TI Work Starts With Use, Occupancy, and Flow
Before finishes are selected, the project needs to understand the business use. A therapy suite, dental office, restaurant, boutique, warehouse office, salon, and professional office can all require different layouts, restroom needs, mechanical demands, plumbing, electrical loads, accessibility details, storage, exits, and customer flow.
Common American Fork TI scopes
- Office build-outs with reception, conference rooms, private offices, open work areas, break rooms, lighting, flooring, and data/electrical coordination.
- Retail improvements with checkout zones, display walls, fitting areas, storage, durable flooring, lighting, and back-of-house planning.
- Medical, dental, wellness, and service suites with treatment rooms, plumbing coordination, privacy, cleanable finishes, reception flow, and patient movement.
- Restaurant and food-service spaces with kitchen coordination, ventilation, equipment clearances, plumbing, restrooms, customer areas, and durable finishes.
- Warehouse and light-industrial office improvements with partitions, restrooms, break rooms, mezzanine or office areas, doors, lighting, and safe circulation.

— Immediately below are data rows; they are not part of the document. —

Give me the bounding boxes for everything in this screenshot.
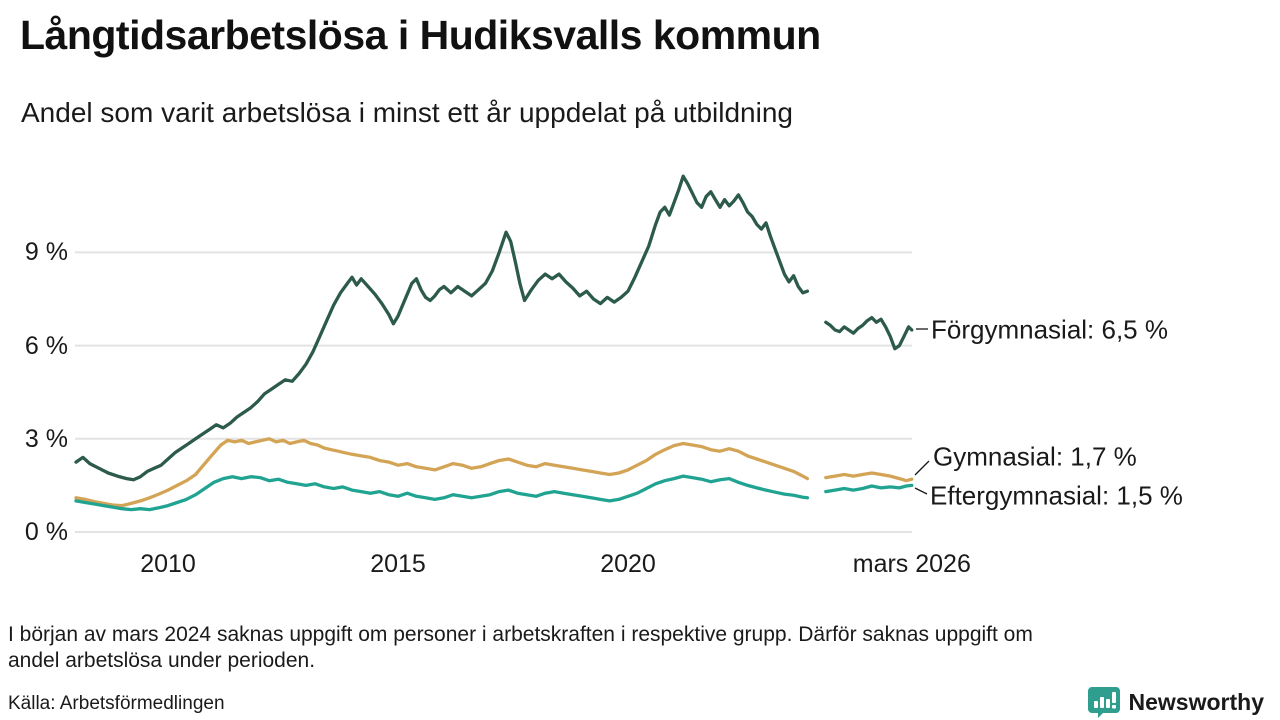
- page-subtitle: Andel som varit arbetslösa i minst ett å…: [21, 97, 793, 128]
- page-title: Långtidsarbetslösa i Hudiksvalls kommun: [20, 12, 821, 58]
- annotation-connector: [914, 487, 928, 495]
- chart-footnote: I början av mars 2024 saknas uppgift om …: [8, 622, 1033, 674]
- series-line-eftergymnasial: [824, 483, 914, 494]
- y-axis-tick-label: 0 %: [24, 518, 68, 546]
- source-note: Källa: Arbetsförmedlingen: [8, 693, 225, 714]
- series-label-förgymnasial: Förgymnasial: 6,5 %: [931, 314, 1168, 345]
- series-line-gymnasial: [74, 437, 810, 508]
- series-line-förgymnasial: [74, 174, 810, 482]
- x-axis-tick-label: 2010: [140, 550, 196, 578]
- newsworthy-logo-text: Newsworthy: [1128, 688, 1264, 715]
- x-axis-tick-label: mars 2026: [852, 550, 971, 578]
- series-label-gymnasial: Gymnasial: 1,7 %: [933, 441, 1137, 472]
- newsworthy-logo: Newsworthy: [1087, 686, 1264, 718]
- series-line-förgymnasial: [824, 315, 914, 351]
- series-line-eftergymnasial: [74, 474, 810, 512]
- y-axis-tick-label: 6 %: [24, 331, 68, 360]
- series-line-gymnasial: [824, 471, 914, 483]
- x-axis-tick-label: 2015: [370, 550, 426, 578]
- annotation-connector: [914, 460, 930, 476]
- series-label-eftergymnasial: Eftergymnasial: 1,5 %: [930, 480, 1183, 511]
- footnote-line-1: I början av mars 2024 saknas uppgift om …: [8, 623, 1033, 646]
- x-axis-tick-label: 2020: [600, 550, 656, 578]
- y-axis-tick-label: 3 %: [24, 424, 68, 453]
- y-axis-tick-label: 9 %: [24, 238, 68, 267]
- footnote-line-2: andel arbetslösa under perioden.: [8, 649, 316, 672]
- newsworthy-logo-icon: [1087, 687, 1120, 718]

Permits, Inspections, and Certificates of Occupancy
American Fork’s Building Department warns that work started without formal approval, permits, or required inspections may trigger penalty fees. That makes permit strategy part of the construction schedule, not a clerical detail. For commercial spaces, the city’s land-use materials also describe certificate of occupancy requirements after completion and final inspection, and a new certificate may be needed when occupancy changes to a more intensive use or occupant numbers increase. Those occupancy rules are especially relevant for tenant improvements.
Northpoint helps coordinate the moving pieces: landlord criteria, existing conditions, plans, trade scopes, city submittals, inspections, change management, and the finish work needed before move-in. The earlier those requirements are clarified, the easier it is to protect the opening date.
Design Around Customers, Employees, and the Lease
A commercial space has to work for people and for the lease. That means visibility, entry sequence, accessible routes, restroom placement, storage, employee areas, lighting, acoustics, surfaces that clean easily, and a back-of-house plan that does not fight daily operations. We also look for work that should be separated into must-have scope, opening-day scope, and future-phase scope.
Coordinate TI With Broader Property Goals
Some tenant improvements are part of a larger property plan: exterior refreshes, additional suites, landlord improvements, future occupancy changes, or residential investment nearby. Northpoint can also support American Fork construction services, home remodels, and custom home work for owners managing both residential and commercial projects.